The great library of Alexandria, in Egypt, that was burned by Julius Caesar's forces in 47 B.C. is said to have contained sin hundred thousand papyrus scrolls – virtually all the recorded information in the world.
Fifteen hundred years later, the entire library collection at Queen's College, Cambridge, amounted to 199 volumes.
Thomas Jefferson's collection of six thousand books, one of the great personal libraries of his age, became the basis for the Library of Congress. Today the Library of Congress contains 113 million items and 20,000 more arrive every day. That’s equivalent to 15 Terabytes.
15 Terabytes equals only 0.0146484375 Petabytes. Google processes around 1 petabyte every hour!
All the letters delivered by American's postal service this year will amount to around 5 petabytes. 1024 petabtyes equals 1 exabyte. Five exabytes equals 37,000 new libraries the size of the Library of Congress.

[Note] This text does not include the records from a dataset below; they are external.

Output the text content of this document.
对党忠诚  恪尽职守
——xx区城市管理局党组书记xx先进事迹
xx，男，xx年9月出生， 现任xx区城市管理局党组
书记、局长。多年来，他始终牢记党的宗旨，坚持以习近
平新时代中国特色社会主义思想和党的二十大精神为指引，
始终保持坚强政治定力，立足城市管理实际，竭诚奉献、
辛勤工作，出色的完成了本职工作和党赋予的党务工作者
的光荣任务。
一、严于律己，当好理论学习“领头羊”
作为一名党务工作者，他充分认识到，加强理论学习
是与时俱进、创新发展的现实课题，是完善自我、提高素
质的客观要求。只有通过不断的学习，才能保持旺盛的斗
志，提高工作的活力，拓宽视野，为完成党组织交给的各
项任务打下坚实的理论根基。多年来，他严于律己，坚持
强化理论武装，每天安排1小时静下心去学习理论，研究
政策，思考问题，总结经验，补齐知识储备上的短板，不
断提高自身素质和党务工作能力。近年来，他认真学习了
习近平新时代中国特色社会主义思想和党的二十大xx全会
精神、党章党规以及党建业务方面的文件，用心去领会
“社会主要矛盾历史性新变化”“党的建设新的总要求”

By 2013, the amount of traffic flowing over the Internet is expected to exceed 668 exabytes. This information, available to the average individual at any given point in time, is one hundred thousand times what it was just a few decades ago.
We are living in a world deluged with data. Peak employee performance in the future won't be based on what you know but how you acquire, analyze, and apply the data. In other words, how effectively an employee can convert data into knowledge will differentiate skilled workers from the rest of the workforce.